José Santana, vecino del Toscón y peón que trabajó en la presa, recordaba en una entrevista realizada en 2001 por quien firma este artículo, que oyó un trueno grande estando en casa, donde “había un ventanillo que daba para el barranco y lo fechó todo para dentro que hubo que destrancarlo con un escoplo, del aire que llevaba. A las diez y tantas voló, se marchó porque no tenía peso atrás”. Y añadía: “La presa cayó toda para dentro, levantó las palancas hacia atrás, pero no quedó nada porque la fuerza del agua la botó toda para fuera” [ver reportaje «La cueva se hundió y la presa reventó, pero Pepito escapó» en Historia Oral].

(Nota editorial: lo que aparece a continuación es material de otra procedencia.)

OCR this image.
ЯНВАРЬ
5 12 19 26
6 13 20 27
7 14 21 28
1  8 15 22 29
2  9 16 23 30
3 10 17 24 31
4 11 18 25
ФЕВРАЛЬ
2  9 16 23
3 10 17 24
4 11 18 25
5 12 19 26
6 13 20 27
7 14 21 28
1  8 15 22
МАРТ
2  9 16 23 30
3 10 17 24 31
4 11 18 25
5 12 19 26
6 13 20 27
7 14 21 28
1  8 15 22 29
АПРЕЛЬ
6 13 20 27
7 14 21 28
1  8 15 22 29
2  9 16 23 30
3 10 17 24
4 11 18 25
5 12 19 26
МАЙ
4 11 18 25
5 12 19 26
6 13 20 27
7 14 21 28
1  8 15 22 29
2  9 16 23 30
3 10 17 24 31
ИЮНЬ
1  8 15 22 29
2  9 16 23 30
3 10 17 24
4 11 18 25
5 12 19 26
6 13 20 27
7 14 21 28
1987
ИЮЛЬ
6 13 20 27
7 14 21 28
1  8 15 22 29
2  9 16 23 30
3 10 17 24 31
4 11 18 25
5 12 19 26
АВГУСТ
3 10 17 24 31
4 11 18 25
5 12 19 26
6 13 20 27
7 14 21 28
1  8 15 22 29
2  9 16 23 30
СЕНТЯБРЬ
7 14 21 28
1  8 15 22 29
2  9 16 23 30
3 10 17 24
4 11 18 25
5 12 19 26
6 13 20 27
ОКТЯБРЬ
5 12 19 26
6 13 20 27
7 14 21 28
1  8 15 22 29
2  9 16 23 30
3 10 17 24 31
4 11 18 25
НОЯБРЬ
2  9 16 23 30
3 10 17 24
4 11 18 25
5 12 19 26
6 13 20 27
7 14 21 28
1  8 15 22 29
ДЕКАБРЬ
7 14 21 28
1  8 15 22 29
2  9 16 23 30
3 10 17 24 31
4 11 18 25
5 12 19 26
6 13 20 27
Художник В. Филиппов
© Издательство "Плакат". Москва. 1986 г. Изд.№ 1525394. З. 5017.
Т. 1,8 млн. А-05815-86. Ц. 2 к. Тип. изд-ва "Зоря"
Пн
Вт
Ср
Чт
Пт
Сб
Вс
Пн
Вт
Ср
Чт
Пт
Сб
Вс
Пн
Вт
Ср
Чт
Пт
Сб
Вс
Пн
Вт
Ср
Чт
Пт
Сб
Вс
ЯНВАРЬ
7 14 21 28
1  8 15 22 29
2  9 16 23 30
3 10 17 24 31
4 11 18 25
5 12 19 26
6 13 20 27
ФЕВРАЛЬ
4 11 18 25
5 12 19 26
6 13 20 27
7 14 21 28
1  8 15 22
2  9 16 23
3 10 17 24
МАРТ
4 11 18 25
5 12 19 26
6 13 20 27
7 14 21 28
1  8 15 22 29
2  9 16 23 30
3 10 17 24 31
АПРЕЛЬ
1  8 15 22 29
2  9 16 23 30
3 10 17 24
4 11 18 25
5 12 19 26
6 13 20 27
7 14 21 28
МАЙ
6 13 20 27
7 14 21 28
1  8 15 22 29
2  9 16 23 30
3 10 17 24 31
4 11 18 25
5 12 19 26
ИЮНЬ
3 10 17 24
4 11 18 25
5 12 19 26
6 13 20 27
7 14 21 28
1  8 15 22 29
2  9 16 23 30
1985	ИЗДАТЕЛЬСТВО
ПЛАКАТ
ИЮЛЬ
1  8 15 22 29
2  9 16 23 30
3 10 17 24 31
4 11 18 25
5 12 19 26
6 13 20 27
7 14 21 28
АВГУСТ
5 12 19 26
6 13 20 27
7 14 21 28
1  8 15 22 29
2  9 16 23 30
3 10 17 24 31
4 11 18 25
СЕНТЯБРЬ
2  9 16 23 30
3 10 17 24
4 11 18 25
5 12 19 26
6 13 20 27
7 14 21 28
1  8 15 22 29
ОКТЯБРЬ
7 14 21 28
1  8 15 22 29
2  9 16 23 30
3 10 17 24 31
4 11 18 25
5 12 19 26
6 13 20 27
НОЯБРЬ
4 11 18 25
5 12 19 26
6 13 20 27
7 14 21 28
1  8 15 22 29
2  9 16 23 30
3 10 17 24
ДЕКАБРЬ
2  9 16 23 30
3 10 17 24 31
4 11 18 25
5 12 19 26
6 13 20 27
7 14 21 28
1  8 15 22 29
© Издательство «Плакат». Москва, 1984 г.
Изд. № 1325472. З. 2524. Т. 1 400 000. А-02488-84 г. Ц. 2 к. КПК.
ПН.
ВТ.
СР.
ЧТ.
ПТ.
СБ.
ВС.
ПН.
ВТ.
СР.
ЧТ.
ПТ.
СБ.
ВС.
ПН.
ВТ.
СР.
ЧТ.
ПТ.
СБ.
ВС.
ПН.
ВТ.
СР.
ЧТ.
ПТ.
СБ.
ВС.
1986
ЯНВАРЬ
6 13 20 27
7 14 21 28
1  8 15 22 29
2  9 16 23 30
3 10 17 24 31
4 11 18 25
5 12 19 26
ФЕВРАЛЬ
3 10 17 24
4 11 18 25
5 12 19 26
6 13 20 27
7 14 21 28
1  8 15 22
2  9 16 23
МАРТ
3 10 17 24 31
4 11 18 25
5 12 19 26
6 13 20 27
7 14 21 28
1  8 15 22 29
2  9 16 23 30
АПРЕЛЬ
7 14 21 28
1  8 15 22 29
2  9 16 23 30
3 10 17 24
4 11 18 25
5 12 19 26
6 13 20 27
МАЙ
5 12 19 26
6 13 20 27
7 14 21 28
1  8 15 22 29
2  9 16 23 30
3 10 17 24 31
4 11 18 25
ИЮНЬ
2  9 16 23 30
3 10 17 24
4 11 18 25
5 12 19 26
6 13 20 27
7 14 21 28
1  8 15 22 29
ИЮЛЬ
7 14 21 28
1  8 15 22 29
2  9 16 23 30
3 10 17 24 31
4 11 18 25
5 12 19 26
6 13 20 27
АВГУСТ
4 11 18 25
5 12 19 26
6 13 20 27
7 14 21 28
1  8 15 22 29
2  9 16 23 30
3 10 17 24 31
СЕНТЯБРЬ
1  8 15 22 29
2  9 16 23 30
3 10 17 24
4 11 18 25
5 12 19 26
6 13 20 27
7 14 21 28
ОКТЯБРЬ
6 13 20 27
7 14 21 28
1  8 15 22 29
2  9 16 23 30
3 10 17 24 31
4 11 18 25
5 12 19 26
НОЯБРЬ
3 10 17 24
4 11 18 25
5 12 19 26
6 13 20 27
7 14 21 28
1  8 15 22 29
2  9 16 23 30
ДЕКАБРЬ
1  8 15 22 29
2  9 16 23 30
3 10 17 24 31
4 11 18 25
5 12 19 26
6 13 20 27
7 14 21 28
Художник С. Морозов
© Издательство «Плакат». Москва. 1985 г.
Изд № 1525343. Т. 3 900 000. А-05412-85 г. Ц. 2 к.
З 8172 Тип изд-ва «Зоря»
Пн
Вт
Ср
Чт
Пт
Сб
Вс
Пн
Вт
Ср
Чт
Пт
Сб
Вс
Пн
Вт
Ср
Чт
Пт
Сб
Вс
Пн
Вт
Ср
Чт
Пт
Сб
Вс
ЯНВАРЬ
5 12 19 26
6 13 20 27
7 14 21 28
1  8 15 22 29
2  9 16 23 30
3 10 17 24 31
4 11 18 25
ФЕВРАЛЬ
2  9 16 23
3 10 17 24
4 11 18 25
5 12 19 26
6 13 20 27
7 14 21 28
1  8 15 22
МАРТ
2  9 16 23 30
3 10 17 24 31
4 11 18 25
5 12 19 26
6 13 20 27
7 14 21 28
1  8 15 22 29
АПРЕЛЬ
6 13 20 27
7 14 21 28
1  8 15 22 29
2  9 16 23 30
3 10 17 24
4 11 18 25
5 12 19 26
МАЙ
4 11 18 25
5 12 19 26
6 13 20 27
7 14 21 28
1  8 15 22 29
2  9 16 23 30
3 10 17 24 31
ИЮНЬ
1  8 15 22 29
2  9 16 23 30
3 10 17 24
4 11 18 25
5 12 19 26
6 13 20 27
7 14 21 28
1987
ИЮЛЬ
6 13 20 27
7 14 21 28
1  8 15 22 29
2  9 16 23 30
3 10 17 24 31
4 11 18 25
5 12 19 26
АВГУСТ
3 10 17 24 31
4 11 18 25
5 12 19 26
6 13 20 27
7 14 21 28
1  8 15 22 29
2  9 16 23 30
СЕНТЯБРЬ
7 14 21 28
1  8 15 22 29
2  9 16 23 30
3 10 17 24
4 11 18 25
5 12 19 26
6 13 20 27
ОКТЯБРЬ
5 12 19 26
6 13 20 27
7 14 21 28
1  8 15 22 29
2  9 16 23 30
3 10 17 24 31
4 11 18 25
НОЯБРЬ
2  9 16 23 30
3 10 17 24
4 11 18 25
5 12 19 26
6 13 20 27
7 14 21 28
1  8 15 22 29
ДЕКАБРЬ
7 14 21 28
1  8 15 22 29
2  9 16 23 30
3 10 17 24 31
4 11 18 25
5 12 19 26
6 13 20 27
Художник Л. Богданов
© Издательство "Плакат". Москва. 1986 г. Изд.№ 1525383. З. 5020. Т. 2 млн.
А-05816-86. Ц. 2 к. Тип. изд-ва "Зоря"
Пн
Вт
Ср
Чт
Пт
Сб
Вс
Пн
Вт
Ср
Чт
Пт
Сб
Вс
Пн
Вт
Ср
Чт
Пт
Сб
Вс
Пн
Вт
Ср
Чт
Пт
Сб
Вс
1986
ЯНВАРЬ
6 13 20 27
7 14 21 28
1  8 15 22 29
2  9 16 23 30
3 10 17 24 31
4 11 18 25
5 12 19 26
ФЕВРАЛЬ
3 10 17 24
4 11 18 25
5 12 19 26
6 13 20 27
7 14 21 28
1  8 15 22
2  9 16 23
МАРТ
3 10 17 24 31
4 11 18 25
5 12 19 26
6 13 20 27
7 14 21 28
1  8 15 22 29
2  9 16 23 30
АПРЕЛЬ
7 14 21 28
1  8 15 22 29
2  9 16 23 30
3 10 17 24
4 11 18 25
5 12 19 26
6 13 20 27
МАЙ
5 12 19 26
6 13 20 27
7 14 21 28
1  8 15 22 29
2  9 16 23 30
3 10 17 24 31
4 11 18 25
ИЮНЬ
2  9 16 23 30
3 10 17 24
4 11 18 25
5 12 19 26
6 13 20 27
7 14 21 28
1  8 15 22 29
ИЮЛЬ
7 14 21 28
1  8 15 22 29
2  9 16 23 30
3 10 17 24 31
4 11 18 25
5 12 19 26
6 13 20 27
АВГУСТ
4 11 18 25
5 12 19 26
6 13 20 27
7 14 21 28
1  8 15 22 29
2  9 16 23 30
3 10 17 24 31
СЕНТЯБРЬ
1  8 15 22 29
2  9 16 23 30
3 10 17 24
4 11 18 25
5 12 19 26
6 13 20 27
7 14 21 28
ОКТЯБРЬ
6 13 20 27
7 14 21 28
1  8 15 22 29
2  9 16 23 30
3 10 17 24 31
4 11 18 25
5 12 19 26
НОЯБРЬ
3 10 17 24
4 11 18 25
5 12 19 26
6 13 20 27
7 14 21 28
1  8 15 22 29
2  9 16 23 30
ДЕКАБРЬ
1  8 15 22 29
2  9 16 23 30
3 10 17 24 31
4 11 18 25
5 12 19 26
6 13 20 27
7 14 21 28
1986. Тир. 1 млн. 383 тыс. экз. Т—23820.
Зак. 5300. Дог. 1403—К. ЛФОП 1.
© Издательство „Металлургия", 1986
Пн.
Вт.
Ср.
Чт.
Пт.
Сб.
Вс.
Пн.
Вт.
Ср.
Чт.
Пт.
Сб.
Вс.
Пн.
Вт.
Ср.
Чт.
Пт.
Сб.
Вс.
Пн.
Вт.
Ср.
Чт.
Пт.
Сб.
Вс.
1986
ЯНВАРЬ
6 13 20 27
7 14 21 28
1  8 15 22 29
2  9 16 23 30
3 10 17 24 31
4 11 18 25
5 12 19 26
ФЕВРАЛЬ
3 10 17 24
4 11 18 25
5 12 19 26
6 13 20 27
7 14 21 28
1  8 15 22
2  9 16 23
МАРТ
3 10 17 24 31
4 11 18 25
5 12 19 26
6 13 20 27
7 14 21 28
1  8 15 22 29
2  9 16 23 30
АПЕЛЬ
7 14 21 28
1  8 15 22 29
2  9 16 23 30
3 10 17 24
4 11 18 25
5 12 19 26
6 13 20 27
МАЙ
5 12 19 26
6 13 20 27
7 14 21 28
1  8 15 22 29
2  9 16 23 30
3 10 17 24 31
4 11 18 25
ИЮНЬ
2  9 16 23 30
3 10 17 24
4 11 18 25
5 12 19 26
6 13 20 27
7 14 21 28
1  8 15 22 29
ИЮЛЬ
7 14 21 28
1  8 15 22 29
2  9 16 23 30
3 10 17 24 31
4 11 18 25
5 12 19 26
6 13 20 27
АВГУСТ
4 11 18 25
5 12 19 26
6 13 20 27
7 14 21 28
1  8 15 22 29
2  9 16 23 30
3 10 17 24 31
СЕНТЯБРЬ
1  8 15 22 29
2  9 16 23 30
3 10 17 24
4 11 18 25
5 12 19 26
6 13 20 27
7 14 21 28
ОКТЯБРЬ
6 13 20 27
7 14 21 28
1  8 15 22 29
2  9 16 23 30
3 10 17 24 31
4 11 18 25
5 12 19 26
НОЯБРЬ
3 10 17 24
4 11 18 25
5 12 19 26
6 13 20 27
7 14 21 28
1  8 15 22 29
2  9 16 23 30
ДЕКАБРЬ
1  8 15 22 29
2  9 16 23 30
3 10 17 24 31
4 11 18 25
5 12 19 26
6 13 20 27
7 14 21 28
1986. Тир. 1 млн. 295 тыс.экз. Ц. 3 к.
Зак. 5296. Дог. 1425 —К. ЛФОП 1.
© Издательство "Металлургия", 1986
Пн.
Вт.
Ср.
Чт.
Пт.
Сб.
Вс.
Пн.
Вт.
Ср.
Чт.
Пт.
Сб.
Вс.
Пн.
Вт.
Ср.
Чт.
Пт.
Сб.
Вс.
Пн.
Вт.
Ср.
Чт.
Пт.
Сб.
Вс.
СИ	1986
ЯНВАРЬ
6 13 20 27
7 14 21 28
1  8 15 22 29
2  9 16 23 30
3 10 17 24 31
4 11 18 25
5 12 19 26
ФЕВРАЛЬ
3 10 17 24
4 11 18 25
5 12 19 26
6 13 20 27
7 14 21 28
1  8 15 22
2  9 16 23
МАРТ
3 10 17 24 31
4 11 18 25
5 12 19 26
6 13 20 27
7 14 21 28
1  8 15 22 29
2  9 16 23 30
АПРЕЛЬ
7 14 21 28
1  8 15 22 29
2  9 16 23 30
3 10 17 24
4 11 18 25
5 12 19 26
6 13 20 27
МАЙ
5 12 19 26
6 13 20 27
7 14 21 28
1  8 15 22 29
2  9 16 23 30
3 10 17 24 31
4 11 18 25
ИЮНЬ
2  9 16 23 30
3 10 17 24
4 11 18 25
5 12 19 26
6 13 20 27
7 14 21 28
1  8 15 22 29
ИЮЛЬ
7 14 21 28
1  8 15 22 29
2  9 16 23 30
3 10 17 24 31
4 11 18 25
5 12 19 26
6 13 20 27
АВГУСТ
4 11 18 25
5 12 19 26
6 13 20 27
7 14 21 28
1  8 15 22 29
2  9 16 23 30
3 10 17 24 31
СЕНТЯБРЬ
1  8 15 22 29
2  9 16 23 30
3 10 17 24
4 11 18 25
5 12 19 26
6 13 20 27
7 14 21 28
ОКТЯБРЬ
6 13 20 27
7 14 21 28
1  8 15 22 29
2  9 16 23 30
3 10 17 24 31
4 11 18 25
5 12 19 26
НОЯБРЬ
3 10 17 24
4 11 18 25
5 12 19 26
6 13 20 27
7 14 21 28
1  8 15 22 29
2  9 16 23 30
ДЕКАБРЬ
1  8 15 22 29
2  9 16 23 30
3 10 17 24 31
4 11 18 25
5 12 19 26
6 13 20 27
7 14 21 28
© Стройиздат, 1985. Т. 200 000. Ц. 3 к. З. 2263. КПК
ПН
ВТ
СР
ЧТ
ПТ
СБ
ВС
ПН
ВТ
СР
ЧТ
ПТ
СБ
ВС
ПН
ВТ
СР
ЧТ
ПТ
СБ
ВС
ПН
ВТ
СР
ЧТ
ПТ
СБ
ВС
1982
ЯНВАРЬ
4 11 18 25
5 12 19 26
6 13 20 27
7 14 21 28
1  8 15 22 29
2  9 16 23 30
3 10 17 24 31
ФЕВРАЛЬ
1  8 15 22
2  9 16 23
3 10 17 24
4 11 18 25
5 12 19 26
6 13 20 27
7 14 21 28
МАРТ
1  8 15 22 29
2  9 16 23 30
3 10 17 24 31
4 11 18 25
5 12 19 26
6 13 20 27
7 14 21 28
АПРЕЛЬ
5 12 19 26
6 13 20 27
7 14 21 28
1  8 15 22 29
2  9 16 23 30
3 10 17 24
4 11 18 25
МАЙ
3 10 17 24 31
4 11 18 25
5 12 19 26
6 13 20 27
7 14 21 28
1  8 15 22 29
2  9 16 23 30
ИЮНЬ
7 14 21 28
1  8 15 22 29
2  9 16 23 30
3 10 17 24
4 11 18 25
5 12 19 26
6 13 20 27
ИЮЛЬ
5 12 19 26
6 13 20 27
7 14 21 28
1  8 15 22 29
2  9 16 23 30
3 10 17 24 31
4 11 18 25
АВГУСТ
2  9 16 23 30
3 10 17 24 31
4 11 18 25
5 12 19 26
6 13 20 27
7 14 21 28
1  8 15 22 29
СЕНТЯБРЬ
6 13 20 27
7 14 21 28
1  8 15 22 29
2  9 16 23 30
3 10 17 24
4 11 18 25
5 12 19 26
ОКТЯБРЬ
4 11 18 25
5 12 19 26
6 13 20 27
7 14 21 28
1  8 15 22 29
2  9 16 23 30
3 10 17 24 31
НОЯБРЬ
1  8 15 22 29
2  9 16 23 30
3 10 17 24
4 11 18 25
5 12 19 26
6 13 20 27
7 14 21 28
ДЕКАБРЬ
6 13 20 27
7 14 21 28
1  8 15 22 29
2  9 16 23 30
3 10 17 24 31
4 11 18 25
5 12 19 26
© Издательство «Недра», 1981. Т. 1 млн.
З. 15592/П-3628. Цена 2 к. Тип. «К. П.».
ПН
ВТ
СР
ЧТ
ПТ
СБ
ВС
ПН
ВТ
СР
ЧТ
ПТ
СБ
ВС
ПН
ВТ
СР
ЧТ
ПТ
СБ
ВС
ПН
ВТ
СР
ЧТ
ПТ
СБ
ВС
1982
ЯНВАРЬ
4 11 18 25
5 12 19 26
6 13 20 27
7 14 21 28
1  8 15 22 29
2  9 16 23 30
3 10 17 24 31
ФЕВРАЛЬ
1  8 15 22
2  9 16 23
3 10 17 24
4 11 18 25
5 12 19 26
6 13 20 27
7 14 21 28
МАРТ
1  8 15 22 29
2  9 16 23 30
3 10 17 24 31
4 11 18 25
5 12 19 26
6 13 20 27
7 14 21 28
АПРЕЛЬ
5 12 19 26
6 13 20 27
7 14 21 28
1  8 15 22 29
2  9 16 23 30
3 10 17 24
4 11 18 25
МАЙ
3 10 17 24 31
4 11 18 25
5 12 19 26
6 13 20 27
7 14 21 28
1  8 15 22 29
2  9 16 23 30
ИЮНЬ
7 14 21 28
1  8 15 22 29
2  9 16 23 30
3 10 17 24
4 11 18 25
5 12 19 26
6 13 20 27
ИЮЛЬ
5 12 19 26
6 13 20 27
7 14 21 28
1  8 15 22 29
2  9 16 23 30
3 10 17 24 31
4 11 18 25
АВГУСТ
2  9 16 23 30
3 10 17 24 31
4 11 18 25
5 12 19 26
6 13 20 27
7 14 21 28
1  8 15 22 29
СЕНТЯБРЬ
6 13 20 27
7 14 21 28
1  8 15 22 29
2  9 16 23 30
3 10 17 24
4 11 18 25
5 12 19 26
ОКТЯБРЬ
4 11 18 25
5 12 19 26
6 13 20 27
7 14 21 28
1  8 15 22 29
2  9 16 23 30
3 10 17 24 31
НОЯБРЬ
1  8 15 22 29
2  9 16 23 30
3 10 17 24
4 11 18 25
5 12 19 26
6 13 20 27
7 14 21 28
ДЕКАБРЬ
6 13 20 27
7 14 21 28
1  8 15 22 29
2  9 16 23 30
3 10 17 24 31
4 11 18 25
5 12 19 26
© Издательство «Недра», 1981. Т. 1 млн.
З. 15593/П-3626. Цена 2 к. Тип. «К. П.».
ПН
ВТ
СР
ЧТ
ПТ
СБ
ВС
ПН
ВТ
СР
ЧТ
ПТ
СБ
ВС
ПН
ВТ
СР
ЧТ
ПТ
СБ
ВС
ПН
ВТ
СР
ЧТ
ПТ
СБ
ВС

Estanque en San Mateo (Gran Canaria). | FOTO CÉSAR KANO

En Gran Canaria, a millares
Tras siglos de aprovechamiento de unos acuíferos que empezaban a ser insuficientes para regar la agricultura de exportación (con el cultivo a gran escala de plataneras y tomateros, especialmente en Gran Canaria), a finales del s. XIX se hizo evidente la necesidad de construir toda clase de infraestructuras hidráulicas. En su libro Valoración del patrimonio hidráulico en Gran Canaria: presas, estanques, pozos, galerías, canales y tuberías (2012), Jaime González Gonzálvez divide en cuatro las etapas hidráulicas por las que atravesó esta isla hasta llegar a las grandes obras (en volumen y extensión) del siglo XX.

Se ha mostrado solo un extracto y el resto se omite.